Somewhat overshadowed by the process of Bally’s moving forward as the applicant for Chicago’s downtown casino license, Wind Creek quietly broke ground for another casino in Illinois, this one located in the south suburbs of Cook County.
The Illinois Gaming Board selected Wind Creek over South Suburban Development last December, capping a process that was delayed in large part due to the COVID-19 pandemic and the lengthy process in procuring a financial analyst to review the bids for the state agency. South suburban Cook County was one of six areas awarded a casino license in the June 2019 gaming expansion bill signed by Gov. JB Pritzker that also legalized sports wagering and is the fourth of the six where operators have broken ground.

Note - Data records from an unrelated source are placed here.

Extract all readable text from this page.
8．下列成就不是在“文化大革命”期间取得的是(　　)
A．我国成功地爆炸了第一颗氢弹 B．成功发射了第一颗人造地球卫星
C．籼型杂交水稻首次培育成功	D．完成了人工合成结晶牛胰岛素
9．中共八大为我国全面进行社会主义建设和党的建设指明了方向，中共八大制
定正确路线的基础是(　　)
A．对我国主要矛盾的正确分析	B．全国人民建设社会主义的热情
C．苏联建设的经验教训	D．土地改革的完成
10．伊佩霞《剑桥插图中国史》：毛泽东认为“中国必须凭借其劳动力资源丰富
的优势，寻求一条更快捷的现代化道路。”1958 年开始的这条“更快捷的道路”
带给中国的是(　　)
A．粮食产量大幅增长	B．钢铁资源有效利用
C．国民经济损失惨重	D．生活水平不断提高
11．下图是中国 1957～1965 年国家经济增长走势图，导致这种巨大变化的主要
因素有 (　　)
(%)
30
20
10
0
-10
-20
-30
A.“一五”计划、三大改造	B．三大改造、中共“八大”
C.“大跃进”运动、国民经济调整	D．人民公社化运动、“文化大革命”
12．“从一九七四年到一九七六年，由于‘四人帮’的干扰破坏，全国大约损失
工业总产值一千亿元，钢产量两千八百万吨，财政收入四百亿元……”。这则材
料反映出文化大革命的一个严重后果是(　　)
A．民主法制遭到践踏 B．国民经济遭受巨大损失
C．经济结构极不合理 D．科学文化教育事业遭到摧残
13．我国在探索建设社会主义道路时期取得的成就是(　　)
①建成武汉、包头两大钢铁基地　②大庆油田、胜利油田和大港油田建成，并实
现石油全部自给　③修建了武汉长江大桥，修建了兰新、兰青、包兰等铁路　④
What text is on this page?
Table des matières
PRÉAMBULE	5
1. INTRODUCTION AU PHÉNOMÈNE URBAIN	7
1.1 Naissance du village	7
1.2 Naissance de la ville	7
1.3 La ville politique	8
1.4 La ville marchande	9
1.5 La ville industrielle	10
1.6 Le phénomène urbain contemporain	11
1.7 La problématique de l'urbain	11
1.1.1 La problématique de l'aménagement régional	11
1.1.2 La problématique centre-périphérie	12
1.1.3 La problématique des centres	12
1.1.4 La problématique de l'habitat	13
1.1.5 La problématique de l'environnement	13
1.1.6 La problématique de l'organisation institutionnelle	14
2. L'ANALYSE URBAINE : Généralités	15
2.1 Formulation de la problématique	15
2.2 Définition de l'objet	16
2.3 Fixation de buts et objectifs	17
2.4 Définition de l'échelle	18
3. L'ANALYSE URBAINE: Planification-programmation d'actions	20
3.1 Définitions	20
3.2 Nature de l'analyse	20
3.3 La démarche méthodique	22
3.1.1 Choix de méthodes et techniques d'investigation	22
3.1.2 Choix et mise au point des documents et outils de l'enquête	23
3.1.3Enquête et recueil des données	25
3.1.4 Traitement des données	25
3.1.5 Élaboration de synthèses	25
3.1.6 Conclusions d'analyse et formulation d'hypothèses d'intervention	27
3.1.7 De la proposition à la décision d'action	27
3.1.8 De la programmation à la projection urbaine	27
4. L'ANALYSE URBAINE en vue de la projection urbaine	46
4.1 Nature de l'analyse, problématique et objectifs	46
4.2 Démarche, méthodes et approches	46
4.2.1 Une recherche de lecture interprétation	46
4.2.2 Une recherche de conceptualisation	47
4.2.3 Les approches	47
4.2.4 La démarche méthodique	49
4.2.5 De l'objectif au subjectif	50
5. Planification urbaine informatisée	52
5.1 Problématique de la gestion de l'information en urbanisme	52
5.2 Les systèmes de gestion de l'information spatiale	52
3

Hard Rock is the lone operator of the group currently conducting gaming, operating a temporary venue in Rockford since last November as its permanent venue is being built. Wind Creek opted to bypass constructing a temporary casino and expressed the goal of opening its casino 15 months from groundbreaking. With shovels in the ground, that target date appears to be September 2023 if all goes according to plan.
“Wind Creek doesn’t just build casinos, we truly build communities,” said Stephanie Bryan, tribal chair and CEO, Poarch Creek Indians, in a statement. “We’re so very thankful for the support of community leaders, local organizations, and residents of the south suburbs who helped get us to this point — and look forward to working with you to ensure that the benefits associated with this project are experienced by the entire region.”
Wind Creek estimated creating 600 new construction jobs for the 70,000-square-foot casino when making its presentation to the IGB as well as generating $155 million in revenue by 2025. The casino will straddle the villages of East Hazel Crest and Homewood, approximately 10 miles from the Indiana state line. Illinois has made repatriating gaming revenue from the Hoosier State a priority, with Chicago CFO Jennie Huang Bennett estimating the state loses $331 million annually during her remarks to the city council as Bally’s sought approval.
Specs and details of Wind Creek Chicago Southland
The other key component of the first phase of Wind Creek’s $440 million casino, which would create 800 full-time positions, is a 252-room hotel with 53 suites that projects to open in June 2024. Wind Creek, which committed to purchasing the maximum 2,000 gaming positions allowed during its presentation, expects to have 1,350 slot machines and 56 table games operational upon opening.
Wind Creek, along with the two villages, also announced the creation of the Southland Public Benefit Fund. The fund will distribute $150,000 annually in scholarships for disadvantaged students in the region as well as healthcare services through a series of local partnerships. That distribution will reach $1 million annually when the total amount invested among all partners reaches $20 million.
“Our commitment to this community has already begun and will only be strengthened as we move our focus to job creation and finalizing the details of the Southland Public Benefit Fund,” said Jay Dorris, president and CEO of Wind Creek Hospitality. “People across the Southland have been waiting for this casino and the community investment that comes along with it, and we’re happy to be taking concrete steps to see this dream realized.”
Wind Creek will have its work cut out to be a success in what is already a gaming-rich area. Indiana’s three casinos in the northwest part of the state combined to generate nearly $89 million in win during April, and the newest venue — Hard Rock Northern Indiana — generated $372 million in revenue in its first 12 months of operation that concluded in April. It is also unknown what effect the downtown Chicago casino could have on potential revenue given Bally’s proposed casino location is approximately 30 miles from where Wind Creek broke ground.